Published 10.06.08 in Metro


Celebs pray to the darndest things



It’s time for our not-at-all-regular Celebrity Religion Roundup. It seems Britney Spears has finally given up on ever understanding Kabbalah, the celebrity alternative to Judaism. Which is good, because now she doesn’t have to worry about coordinating her outfits with that red string bracelet anymore. Naturally, this move brought on the ire of Madonna, who promptly canceled Britney’s planned appearances at U.S. stops of the Madge’s tour. 

“Madonna doesn’t feel she can work with Britney any more because they’re just not aligned on a spiritual level,” a source told the News of the World. Man, just wait until she finds out how many of her dancers are Jehovah’s Witnesses. 
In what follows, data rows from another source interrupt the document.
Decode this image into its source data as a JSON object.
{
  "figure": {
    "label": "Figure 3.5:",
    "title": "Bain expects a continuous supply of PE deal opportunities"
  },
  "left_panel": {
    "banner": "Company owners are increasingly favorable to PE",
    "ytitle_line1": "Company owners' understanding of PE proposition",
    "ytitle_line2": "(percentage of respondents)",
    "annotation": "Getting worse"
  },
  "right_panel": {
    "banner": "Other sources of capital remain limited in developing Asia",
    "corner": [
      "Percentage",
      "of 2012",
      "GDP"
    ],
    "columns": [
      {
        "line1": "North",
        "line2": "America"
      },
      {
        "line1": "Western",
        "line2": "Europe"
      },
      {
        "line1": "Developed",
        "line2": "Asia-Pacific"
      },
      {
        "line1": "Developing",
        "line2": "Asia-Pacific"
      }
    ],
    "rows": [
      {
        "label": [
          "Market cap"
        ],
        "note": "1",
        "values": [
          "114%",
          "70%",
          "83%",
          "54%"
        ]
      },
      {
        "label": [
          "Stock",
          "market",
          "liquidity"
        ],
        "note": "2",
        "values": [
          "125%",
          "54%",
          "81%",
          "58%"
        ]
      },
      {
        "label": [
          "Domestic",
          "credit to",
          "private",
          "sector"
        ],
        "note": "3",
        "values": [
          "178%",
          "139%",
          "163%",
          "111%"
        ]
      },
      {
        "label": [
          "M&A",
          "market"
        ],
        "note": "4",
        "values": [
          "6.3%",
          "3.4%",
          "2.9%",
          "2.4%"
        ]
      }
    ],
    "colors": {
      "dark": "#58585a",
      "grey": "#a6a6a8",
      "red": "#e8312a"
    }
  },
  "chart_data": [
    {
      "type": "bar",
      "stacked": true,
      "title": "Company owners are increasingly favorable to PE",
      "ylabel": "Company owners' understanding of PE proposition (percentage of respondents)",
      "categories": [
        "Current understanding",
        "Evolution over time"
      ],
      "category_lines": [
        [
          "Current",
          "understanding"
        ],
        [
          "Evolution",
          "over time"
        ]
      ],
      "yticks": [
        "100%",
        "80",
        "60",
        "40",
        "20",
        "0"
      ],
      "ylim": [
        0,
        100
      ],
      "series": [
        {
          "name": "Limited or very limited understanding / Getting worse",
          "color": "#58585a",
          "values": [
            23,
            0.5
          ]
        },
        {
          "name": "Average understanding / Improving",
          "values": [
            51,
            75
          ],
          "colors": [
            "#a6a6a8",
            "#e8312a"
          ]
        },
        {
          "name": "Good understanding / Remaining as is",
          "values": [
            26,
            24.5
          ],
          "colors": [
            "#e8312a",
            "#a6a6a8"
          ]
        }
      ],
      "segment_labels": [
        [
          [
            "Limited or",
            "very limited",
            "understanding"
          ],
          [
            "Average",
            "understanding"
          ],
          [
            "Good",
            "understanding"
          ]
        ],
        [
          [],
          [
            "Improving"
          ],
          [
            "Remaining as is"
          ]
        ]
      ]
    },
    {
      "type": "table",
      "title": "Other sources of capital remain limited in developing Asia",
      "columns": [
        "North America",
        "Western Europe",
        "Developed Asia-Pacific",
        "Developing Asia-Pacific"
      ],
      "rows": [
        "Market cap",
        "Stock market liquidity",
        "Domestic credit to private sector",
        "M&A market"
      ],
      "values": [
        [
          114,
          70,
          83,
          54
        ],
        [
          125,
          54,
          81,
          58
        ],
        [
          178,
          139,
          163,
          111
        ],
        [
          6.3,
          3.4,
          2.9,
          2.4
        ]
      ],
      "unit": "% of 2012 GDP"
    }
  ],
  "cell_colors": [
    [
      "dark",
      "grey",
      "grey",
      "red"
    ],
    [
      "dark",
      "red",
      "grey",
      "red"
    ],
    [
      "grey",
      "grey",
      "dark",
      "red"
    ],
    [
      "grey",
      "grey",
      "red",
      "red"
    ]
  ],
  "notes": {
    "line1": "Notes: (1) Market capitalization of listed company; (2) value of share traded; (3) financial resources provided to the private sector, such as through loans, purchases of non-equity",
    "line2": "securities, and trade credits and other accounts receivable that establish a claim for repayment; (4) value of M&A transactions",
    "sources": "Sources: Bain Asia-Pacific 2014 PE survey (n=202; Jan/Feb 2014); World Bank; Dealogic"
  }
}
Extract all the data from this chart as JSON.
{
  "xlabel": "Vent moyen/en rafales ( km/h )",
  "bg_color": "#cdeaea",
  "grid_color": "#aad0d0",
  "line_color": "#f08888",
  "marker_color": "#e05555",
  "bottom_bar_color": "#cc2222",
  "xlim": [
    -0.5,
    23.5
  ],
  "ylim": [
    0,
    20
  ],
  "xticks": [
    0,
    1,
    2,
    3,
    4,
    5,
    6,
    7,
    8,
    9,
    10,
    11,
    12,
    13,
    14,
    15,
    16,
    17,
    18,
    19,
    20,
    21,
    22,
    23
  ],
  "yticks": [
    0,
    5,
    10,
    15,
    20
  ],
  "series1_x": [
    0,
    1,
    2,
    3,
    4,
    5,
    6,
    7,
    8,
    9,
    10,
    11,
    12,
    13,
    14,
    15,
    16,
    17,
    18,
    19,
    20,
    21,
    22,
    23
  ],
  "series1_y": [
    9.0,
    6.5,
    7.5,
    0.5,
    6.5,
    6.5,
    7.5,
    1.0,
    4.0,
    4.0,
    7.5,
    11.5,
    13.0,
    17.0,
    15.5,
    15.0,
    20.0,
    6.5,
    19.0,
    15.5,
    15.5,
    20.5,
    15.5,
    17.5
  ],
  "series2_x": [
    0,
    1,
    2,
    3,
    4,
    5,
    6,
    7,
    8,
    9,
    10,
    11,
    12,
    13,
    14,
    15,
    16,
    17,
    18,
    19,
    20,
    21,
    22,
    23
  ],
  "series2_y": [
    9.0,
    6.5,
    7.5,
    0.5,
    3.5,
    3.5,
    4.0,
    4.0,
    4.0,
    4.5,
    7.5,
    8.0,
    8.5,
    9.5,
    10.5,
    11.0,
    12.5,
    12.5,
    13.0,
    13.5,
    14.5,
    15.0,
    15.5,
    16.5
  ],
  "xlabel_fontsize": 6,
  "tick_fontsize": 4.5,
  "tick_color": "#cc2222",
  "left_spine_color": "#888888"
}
Also, it looks like those bastions of humanitarianism, the Scientologists, have found a new mission: saving Amy Winehouse

According to the Sunday Mirror, minions in Tom Cruise’s army got Amy’s number and called her out of the blue, offering to turn her life around and get her off the drugs. We can only imagine how truly awesome that conversation must’ve been.

We’ll say this: If the Church of Scientology can actually get Amy Winehouse clean, we might actually take them seriously. Because that, friends, would be miraculous.


Jessica getting married
Happy news—maybe—out of Italy. Justin Timberlake has reportedly asked Jessica Biel to marry him while the couple was on vacation in Rome. We assume the proposal was produced by Timbaland.

A loose-lipped source told Sunday People that Justin “wants to make an honest woman of her.” Because you know what’s romantic? Archaic expressions that equate unmarried women to whores. 

Of course, there hasn’t been any official confirmation from the future Biel-Timberlake household yet, where, if he hasn’t popped the question, reading about it must be really awkward. Because now she’s probably all, ‘Why hasn’t he asked me to marry him yet?’ Thanks, Sunday People. Thanks a lot.


Doggy day care
Reports are circulating that Jennifer Aniston spends upwards of $250 a week on spa treatments for her dog, Norman, that include massages and acupuncture. We don’t have a joke for that. We just thought you should know. You can now go back to bailing out the economy.